Here is the first attempt at a joke in the piece:
Be your gender what it may, you will certainly have heard the following from a female friend who is enumerating the charms of a new (male) squeeze: "He's really quite cute, and he's kind to my friends, and he knows all kinds of stuff, and he's so funny ... " (If you yourself are a guy, and you know the man in question, you will often have said to yourself, "Funny? He wouldn't know a joke if it came served on a bed of lettuce with sauce béarnaise.")
Ugh. Gross. I can just see that fucker's weather balloon head bobbing as he hits the "punchline," one eyebrow cocked, his stupid Edward-Furlong-in-T2 hair flipping in time with the accent on béarnaise. I say this with no hyperbole intended: I honestly think Hitchens' sauce burn is the single least funny thing I've ever seen in my life. It doesn't get much better from there.
His next big joke:
All right-try it the other way (as the bishop said to the barmaid).
So...an unironic "that's what she said" joke, but applied to a sentence that barely qualifies for it and drained of even more life by using a synonym of "that's what she said" that no one has uttered aloud in a century.
He goes on like this—telling the reader outright that the pun [yuck] "self-defecation" is funny, quoting a New Yorker cartoon—for almost 3,000 words, not one of them funny (except maybe when he, Christopher Hitchens, the overstuffed sausage of a human being, imagines the average human male in 2007 telling his bros that his new girlfriend is "a real honey").

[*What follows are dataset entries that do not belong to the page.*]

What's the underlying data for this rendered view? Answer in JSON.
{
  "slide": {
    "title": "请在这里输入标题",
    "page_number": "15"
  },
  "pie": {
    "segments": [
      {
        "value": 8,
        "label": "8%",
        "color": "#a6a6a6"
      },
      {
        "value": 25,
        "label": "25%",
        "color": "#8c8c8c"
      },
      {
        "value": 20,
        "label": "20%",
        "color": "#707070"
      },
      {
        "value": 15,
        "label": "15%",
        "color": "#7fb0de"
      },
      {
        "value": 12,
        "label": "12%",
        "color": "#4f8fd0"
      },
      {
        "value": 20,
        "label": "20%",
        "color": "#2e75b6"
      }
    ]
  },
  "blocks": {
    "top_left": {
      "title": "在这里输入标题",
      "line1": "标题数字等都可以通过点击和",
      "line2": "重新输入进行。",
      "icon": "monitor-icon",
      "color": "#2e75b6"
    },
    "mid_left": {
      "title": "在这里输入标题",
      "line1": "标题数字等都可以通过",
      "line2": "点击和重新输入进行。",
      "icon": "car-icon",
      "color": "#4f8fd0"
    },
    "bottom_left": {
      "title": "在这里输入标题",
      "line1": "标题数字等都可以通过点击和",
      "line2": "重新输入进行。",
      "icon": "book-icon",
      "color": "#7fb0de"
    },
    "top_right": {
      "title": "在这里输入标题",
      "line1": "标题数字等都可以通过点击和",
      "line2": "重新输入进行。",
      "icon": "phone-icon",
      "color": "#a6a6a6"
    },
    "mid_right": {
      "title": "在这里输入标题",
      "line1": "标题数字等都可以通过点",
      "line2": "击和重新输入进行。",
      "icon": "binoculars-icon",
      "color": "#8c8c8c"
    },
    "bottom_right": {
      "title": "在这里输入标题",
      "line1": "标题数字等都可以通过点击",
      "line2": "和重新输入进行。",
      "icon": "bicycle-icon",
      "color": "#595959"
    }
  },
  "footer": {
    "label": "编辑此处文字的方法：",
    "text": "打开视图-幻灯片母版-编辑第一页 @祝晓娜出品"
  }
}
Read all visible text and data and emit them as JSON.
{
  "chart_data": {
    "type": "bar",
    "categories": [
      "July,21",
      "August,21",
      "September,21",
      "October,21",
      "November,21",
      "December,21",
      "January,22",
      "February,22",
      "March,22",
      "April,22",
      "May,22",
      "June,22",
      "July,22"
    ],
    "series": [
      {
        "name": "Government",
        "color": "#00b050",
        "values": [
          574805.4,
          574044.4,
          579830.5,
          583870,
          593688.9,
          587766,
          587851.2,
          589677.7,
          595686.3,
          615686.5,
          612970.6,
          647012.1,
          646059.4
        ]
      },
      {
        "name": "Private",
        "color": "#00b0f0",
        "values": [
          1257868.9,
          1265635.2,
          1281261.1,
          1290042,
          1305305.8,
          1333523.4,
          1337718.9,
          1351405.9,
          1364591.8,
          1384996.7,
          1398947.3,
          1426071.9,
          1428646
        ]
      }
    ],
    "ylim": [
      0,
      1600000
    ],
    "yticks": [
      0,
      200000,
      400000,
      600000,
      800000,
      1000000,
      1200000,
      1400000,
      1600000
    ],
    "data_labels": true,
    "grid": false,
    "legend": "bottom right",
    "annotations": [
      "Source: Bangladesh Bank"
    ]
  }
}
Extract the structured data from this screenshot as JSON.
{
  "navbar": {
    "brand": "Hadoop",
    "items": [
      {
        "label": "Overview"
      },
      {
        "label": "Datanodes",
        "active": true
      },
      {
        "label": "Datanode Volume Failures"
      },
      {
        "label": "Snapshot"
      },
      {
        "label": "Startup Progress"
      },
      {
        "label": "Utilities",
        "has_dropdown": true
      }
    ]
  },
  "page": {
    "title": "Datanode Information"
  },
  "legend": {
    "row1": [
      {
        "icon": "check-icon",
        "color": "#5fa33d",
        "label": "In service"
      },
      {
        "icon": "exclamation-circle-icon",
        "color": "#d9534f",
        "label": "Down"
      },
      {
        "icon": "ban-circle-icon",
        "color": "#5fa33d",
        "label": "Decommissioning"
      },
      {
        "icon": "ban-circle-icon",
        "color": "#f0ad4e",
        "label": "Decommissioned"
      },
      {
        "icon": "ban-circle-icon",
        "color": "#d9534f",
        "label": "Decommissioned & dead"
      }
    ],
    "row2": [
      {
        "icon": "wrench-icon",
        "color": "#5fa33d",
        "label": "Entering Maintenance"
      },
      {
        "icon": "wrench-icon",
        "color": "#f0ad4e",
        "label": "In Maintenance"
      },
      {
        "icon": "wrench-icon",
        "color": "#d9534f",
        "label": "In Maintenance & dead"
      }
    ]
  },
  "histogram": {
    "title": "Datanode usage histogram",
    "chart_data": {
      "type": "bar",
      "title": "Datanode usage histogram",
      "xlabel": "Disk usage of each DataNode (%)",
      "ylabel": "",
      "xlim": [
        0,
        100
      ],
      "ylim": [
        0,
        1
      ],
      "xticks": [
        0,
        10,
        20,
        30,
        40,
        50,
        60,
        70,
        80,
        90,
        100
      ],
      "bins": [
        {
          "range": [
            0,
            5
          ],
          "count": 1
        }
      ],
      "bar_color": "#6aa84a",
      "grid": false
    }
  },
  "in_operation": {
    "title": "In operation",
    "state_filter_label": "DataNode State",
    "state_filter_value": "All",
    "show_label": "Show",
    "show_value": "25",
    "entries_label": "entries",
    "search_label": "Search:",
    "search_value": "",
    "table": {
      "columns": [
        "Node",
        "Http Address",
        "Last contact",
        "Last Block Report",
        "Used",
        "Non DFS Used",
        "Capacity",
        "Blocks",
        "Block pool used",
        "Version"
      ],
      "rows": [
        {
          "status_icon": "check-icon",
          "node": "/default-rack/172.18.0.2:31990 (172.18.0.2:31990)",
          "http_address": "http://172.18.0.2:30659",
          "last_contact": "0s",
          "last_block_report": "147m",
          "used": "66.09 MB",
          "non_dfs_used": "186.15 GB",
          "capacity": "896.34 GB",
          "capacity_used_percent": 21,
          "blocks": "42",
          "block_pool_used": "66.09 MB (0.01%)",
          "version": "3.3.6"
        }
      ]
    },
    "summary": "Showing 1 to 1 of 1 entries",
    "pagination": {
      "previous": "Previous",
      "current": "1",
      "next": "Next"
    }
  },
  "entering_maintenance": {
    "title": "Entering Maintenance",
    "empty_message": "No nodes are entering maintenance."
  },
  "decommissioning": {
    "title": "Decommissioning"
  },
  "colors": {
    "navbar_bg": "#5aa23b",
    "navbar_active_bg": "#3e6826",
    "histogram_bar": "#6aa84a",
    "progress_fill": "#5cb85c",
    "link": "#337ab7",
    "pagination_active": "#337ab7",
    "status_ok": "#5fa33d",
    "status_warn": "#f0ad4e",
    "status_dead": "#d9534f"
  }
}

When Hitchens died last December, his best friend Christopher Buckley (godddd, imagine how unbearable they must have been to hang out with, all quoting "The Faerie Queene" to each other and dropping words like aperçu into casual conversation) eulogized him in The New Yorker. I actually liked the eulogy in spite of myself, only because it was for the most part a fine piece of writing, if a bit fussy. But then there's this part:
As for the wit ... one day we were talking about Stalin. I observed that Stalin, eventual murderer of twenty, thirty—forty?—million, had trained as a priest. Not skipping a beat, Christopher remarked, "Indeed, was he not among the more promising of the Tbilisi ordinands?"
I thought—as I did perhaps one thousand times over the course of our three-decade long tutorial—Wow.
A few days later, at a dinner, the subject of Stalin having come up, I ventured to my dinner partner, "Indeed, was he not among the more promising of the Tbilisi ordinands?" The lady to whom I had proferred this thieved aperçu [ed. note: see??] stopped chewing her salmon, repeated the line I had so casually tossed off, and said with frank admiration, "That's brilliant."
This has driven me crazy since I first read it six months ago. I desperately feel like I'm missing something. The definitive example in all the world of Hitchens' towering wit was when he was able to remember off-hand the capital of Georgia and a synonym for "priest in training"? And make a sarcastic remark using those factoids? And then the salmon-chewing lady two days later stopped chewing her salmon just to bask in its brilliance? I was sure for literally months that there was a pun or something in there that I was missing.
But I don't think so. I suspect that it was just an example of something that the earlier Vanity Fair essay made very clear: Christopher Hitchens was not funny. He was a pompous turd who substituted a large vocabulary and deep reserve of trivia for a sense of humor.
Which brings me back to the Adam Carolla thing. I don't care, still don't, about the "news" of it. But the desperate crush of near-identical tweets and Hitchens-style "comedic" essays it set off did make me realize something. Carolla is right that most women aren't funny -- but that's only because most people aren't funny.